To the left is an earlier cover - the above one is the one I read, likely published in the 1950s. I spent a great deal of time reading most of the series as a kid growing up in the 1970s, and it amazes me that kids are still reading these today, over 80 years later.
My elementary school library was one of my favorite places, and there was a dark little nook in the back left side where all the Nancy Drew books were located on the bottom shelf. So the whole series reminds me of that place I loved, as well as the Media Specialist who had such a great impact on me that I became a Librarian! These stories were probably the beginning of my love for mysteries as well, and now that I think of it, my fascination with the game CLUE.
So most people now know that 'Carolyn Keene" was merely a pseudonym, and the man who created 'Nancy Drew' was Edward Stratemeyer (and his famous Stratemeyer Syndicate who employed ghostwriters for series fiction). Stratemeyer died about 2 weeks after The Secret of the Old Clock was published in 1930. So who actually wrote the books? Well, after some googling, I came across a book that I now MUST READ! See the second link below. In all, there were 8 ghostwriters who penned these classics.
14 Fun Facts About Nancy Drew
Nancy Drew and the Women Who Created Her
"I've loved The Story of Ferdinand, by Munro Leaf since I was a little girl. It was the special favorite of my younger sister, Laura, and I can't read the book without thinking of her. Ferdinand's primary wish, to sit "just quietly" and smell the flowers, validated my own need to spend lots of time by myself, outside, doing not much of anything. Ferdinand does his own thing, doesn't shrink from the aggressors or judge them, he merely meets them with his own strong pacifism; the epitome of quiet strength. And of course, there is the understanding mother ("even though she is a cow") which delighted me as a child and today. When my children were little I could not wait to share the book with them and was happy to discover they loved it as much as I did. I continue to share "The Story of Ferdinand" in storytimes and it is one of those books that never fails to capture the children's attention. The tale is gentle, but exciting, and creates just that right about of tension that makes a picture book work so well. Combined with Robert Lawson's charming illustrations (despite being black and white), you have a book speaks to the world of the child and also captures their imagination."

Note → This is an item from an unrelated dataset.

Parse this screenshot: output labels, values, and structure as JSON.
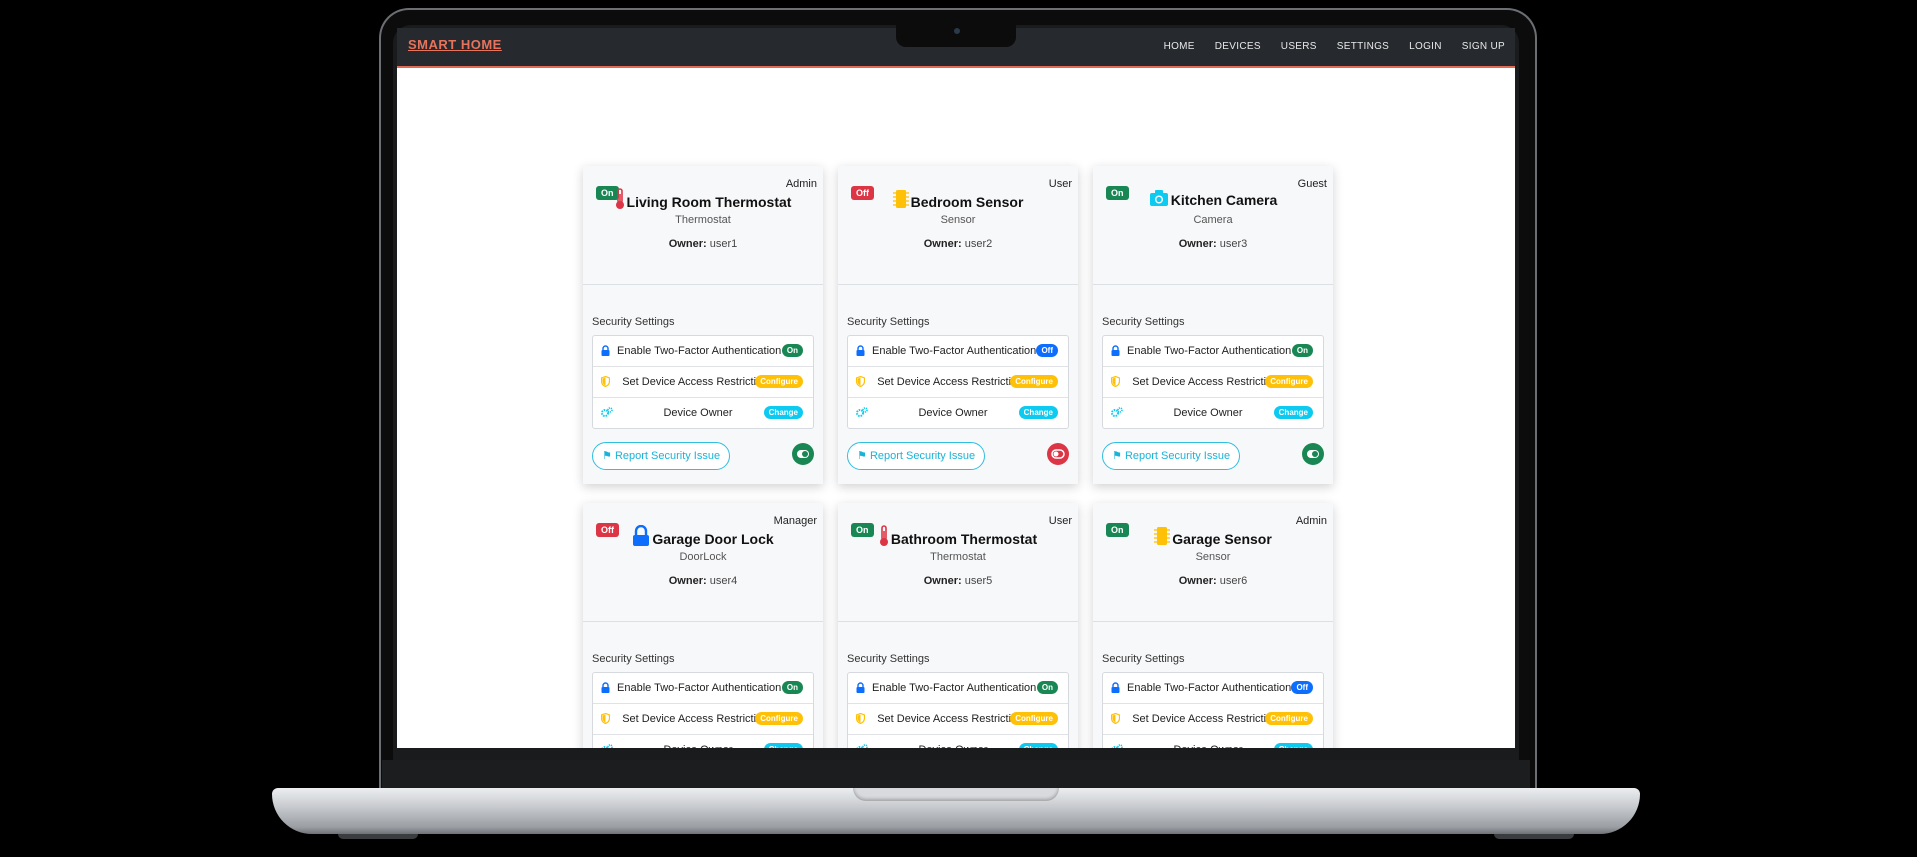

Patty added some interesting factoids about this classic:
The book was released nine months before the outbreak of the Spanish Civil War,
and was seen by many supporters of Francisco Franco as a pacifist book. It was banned in many countries, including in Spain. In Nazi Germany,
Adolf Hitler ordered the book burned, while Joseph Stalin, the leader of the
Soviet Union, granted it privileged status as the only non-communist children's
book allowed in Poland. India's leader Mahatma Ghandi called it his favorite book.
From the New York Times, Pamela Paul:In 1938, Walt Disney created a short animated cartoon of the story, which went on to win
– deservedly – an Oscar for Best Animated Short Subject (Cartoons)
(This last bit is interesting since the Oscars are around the corner. )
Still on Amazon's list of best selling children's books!
You can even watch the Walt Disney short on YouTube:
So I have to mention my runner-up / Thimble Summer by Elizabeth Enright. I remember reading this as a young girl and really loving it. Unfortunately, the same can't be said for my daughter's experience. We tried to read this lovely story of growing up on a farm in Depression-era Wisconsin together, but we only made it a few chapters in. I have to admit, there isn't alot of action and it doesn't hold up as well as Nancy Drew 80+ years later. But I still love the main character Garnet, and all it's thimble magic.